Australia in No Rush to Cool Housing Market Amid Mortgage Risks

Australia is still working on possible tools to strengthen mortgage-lending practices and cool an unbalanced housing market, the chairman of the nation’s banking regulator said today.

The Australian Prudential Regulation Authority is looking at the ability of borrowers to repay in a rising interest-rate environment, interest-only loans and “extremely” long tenure mortgages, Wayne Byres said. The supervisor is also examining an increase in landlord housing loans and the potential need to raise bank capital requirements if risks rise, he said. While regulators would like to unveil measures before the end of this year, there wasn’t a deadline, Byres said.

“I’d much rather make the right decision than just adhere to an internally imposed deadline,” Byres said at a parliamentary committee hearing today in Canberra. “I don’t want to get rushed into doing something then find that it’s actually not the right thing to do and unwind things.”

The measures are meant to temper speculative buying, which is creating a housing market that the central bank has called “unbalanced.” Outstanding mortgages to investors and interest-only loans climbed to a record in the September quarter, APRA data show. House prices across the country’s capital cities soared 8.9 percent in the year through October, according to data provider CoreLogic Inc.

Given housing’s importance to the health of the banking system, APRA has been encouraging lenders to reinforce sound lending standards, as well as discussing possible measures with other Australian authorities, he said.

RBA Discussion

The Reserve Bank of Australia, whose decision to keep its benchmark cash target at a record low of 2.5 percent since August 2013, said in September that it was in discussion with other regulators about possible measures to strengthen lending practices. Governor Glenn Stevens said that he was open to using such measures even while expressing “certain skepticism about macroprudential tools as a panacea.”

APRA was unlikely to start with loan-to-value ratio limits or loan-to-income limits that have been adopted by some overseas regulators, Byres said.

The Bank of England in June said mortgages at 4.5 times income cannot make up more than 15 percent of a lender’s new home loans and also required banks to decline loans to those who fail a new repayment test. New Zealand in October last year imposed limits on the number of mortgages with a loan-to-value ratio of more than 80 percent.

Canada has been tightening macro-prudential policy since 2008, with steps including minimum down-payment demands and maximum debt limits for insured mortgages. Sweden and Norway capped loans as a share of a property’s value and asked banks to protect themselves against losses. Hong Kong limited the size of loans too and took steps to curb some purchases by foreigners.

Adjusting Capital

If APRA were to reach a conclusion that risk is rising within the financial system, then it would be appropriate to think about how to adjust capital settings in response, Byres told lawmakers.
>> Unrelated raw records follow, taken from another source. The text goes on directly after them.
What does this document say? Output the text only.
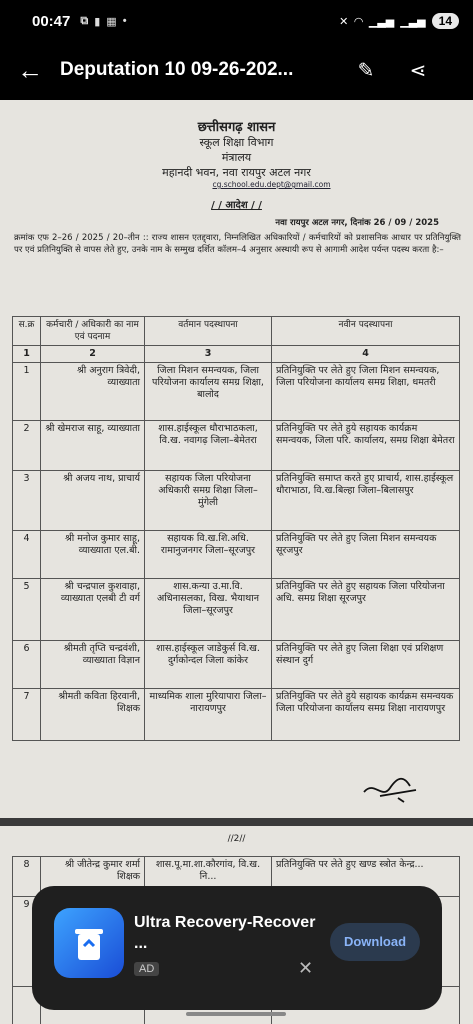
00:47 ⧉ ▮ ▦ •	✕ ◠ ▁▃▅ ▁▃▅	14
← Deputation 10 09-26-202...	✎	⋖
छत्तीसगढ़ शासन
स्कूल शिक्षा विभाग
मंत्रालय
महानदी भवन, नवा रायपुर अटल नगर
cg.school.edu.dept@gmail.com
/ / आदेश / /
नवा रायपुर अटल नगर, दिनांक 26 / 09 / 2025
क्रमांक एफ 2–26 / 2025 / 20–तीन :: राज्य शासन एतद्द्वारा, निम्नलिखित अधिकारियों / कर्मचारियों को प्रशासनिक आधार पर प्रतिनियुक्ति पर एवं प्रतिनियुक्ति से वापस लेते हुए, उनके नाम के सम्मुख दर्शित कॉलम–4 अनुसार अस्थायी रूप से आगामी आदेश पर्यन्त पदस्थ करता है:–
स.क्र	कर्मचारी / अधिकारी का नाम एवं पदनाम	वर्तमान पदस्थापना	नवीन पदस्थापना
1	2	3	4
1	श्री अनुराग त्रिवेदी, व्याख्याता	जिला मिशन समन्वयक, जिला परियोजना कार्यालय समग्र शिक्षा, बालोद	प्रतिनियुक्ति पर लेते हुए जिला मिशन समन्वयक, जिला परियोजना कार्यालय समग्र शिक्षा, धमतरी
2	श्री खेमराज साहू, व्याख्याता	शास.हाईस्कूल धौराभाठकला, वि.ख. नवागढ़ जिला–बेमेतरा	प्रतिनियुक्ति पर लेते हुये सहायक कार्यक्रम समन्वयक, जिला परि. कार्यालय, समग्र शिक्षा बेमेतरा
3	श्री अजय नाथ, प्राचार्य	सहायक जिला परियोजना अधिकारी समग्र शिक्षा जिला–मुंगेली	प्रतिनियुक्ति समाप्त करते हुए प्राचार्य, शास.हाईस्कूल धौराभाठा, वि.ख.बिल्हा जिला–बिलासपुर
4	श्री मनोज कुमार साहू, व्याख्याता एल.बी.	सहायक वि.ख.शि.अधि. रामानुजनगर जिला–सूरजपुर	प्रतिनियुक्ति पर लेते हुए जिला मिशन समन्वयक सूरजपुर
5	श्री चन्द्रपाल कुशवाहा, व्याख्याता एलबी टी वर्ग	शास.कन्या उ.मा.वि. अधिनासलका, विख. भैयाथान जिला–सूरजपुर	प्रतिनियुक्ति पर लेते हुए सहायक जिला परियोजना अधि. समग्र शिक्षा सूरजपुर
6	श्रीमती तृप्ति चन्द्रवंशी, व्याख्याता विज्ञान	शास.हाईस्कूल जाडेकुर्स वि.ख. दुर्गकोन्दल जिला कांकेर	प्रतिनियुक्ति पर लेते हुए जिला शिक्षा एवं प्रशिक्षण संस्थान दुर्ग
7	श्रीमती कविता हिरवानी, शिक्षक	माध्यमिक शाला मुरियापारा जिला–नारायणपुर	प्रतिनियुक्ति पर लेते हुये सहायक कार्यक्रम समन्वयक जिला परियोजना कार्यालय समग्र शिक्षा नारायणपुर
//2//
8	श्री जीतेन्द्र कुमार शर्मा शिक्षक	शास.पू.मा.शा.कौरगांव, वि.ख. नि...	प्रतिनियुक्ति पर लेते हुए खण्ड स्त्रोत केन्द्र...
9			

Ultra Recovery-Recover ...
AD	✕
Download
Such adjustments could be made either across the board or to individual banks, he said.

Australia has the world’s most overvalued housing market on a price-to-income basis after Belgium, according to the International Monetary Fund. Residential mortgages make up 60 percent of the banking system’s domestic loan portfolio, which is high by historical and international standards, APRA said in its 2014 annual report.

Housing credit climbed by 7 percent in the 12 months through October, the fastest pace since January 2011, according to RBA data released today.

Macroprudential measures would help absorb the pressures of house price strength and reduce the potential risk to the stability of Australia’s financial system, ratings agency Standard & Poor’s said yesterday.

Housing “has traditionally been the source of stability that has enabled banks to keep the ship upright and sail forward,” Byres said. “ Our objective is to make sure that remains the case. To make sure those portfolios are a source of stability rather than a source of risk.”